The notion that immigration should be curbed because of the welfare state is not new. It's pretty much a conservative myth, because immigrants tend to be very productive and thus good for the tax coffers. In fact, that is one reason for Bush's Mexican guest worker proposal: legitimize the workers and make them pay taxes. But painting immigrants as freeloaders is good politics for the xenophobic right and for the labor union left, who oppose immigration for different, and equally wrong (in my view), reasons.

But back to my original point: I haven't seen much in these posts that blew me away as unusual insights. There is some shock value to the posts: one-upmanship on who can come up with a more shocking proposal that has a bottom line of helping the rich. I'm waiting for something to shock me into thinking, "wow - that's a brilliant idea." Something worthy of a Nobel Prize winner.
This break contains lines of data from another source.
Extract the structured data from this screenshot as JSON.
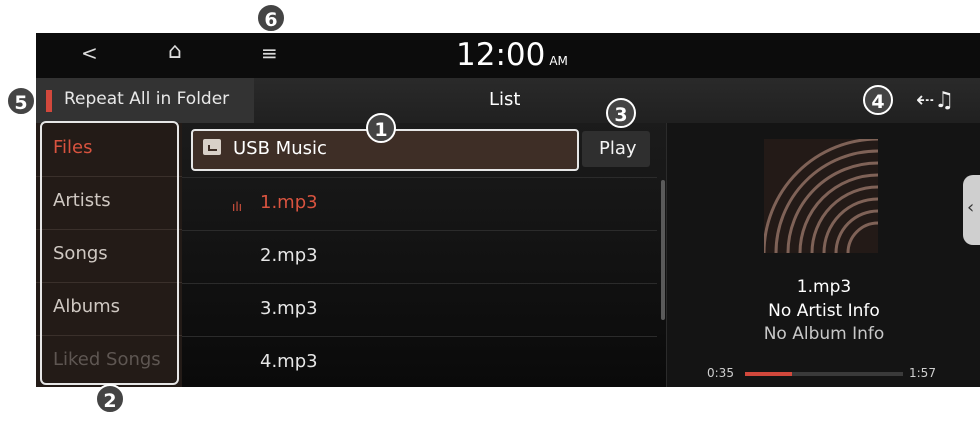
{
  "status_bar": {
    "back_glyph": "<",
    "home_glyph": "⌂",
    "menu_glyph": "≡",
    "time": "12:00",
    "ampm": "AM"
  },
  "header": {
    "repeat_label": "Repeat All in Folder",
    "title": "List",
    "back_to_player_glyph": "⇠♫"
  },
  "sidebar": {
    "items": [
      {
        "label": "Files",
        "state": "active"
      },
      {
        "label": "Artists",
        "state": "normal"
      },
      {
        "label": "Songs",
        "state": "normal"
      },
      {
        "label": "Albums",
        "state": "normal"
      },
      {
        "label": "Liked Songs",
        "state": "disabled"
      }
    ]
  },
  "list": {
    "folder_label": "USB Music",
    "play_label": "Play",
    "tracks": [
      "1.mp3",
      "2.mp3",
      "3.mp3",
      "4.mp3"
    ],
    "playing_index": 0,
    "eq_glyph": "ılı"
  },
  "now_playing": {
    "title": "1.mp3",
    "artist": "No Artist Info",
    "album": "No Album Info",
    "elapsed": "0:35",
    "total": "1:57",
    "progress": 0.3,
    "tab_glyph": "‹"
  },
  "callouts": [
    "1",
    "2",
    "3",
    "4",
    "5",
    "6"
  ],
  "colors": {
    "accent": "#d8533f",
    "background": "#141414",
    "folder_bg": "#3e2e26"
  }
}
Hasn't happened yet on this blog.

Corey

The idea of paying for immigration is only new in the sense that it has been so long disfavored in civilized societies that we have forgotten the reasons for disfavoring it in the first place.

Living in a coastal city and keeping your eyes open will teach you very fast that each wave of immigrants, having established itself in the American economy, immediately turns to protectionism to keep the next wave of immigrants from doing the same thing.

If you ever get the chance, go to Montreal and contrast the vibe there with that of New York or Boston. Montreal is the most diverse city in this hemisphere I believe, due to Canada's comparatively open immigration policy. Yet it is less violent, less segregated, more culturally sophisticated, and more livable than comparable U.S. cities.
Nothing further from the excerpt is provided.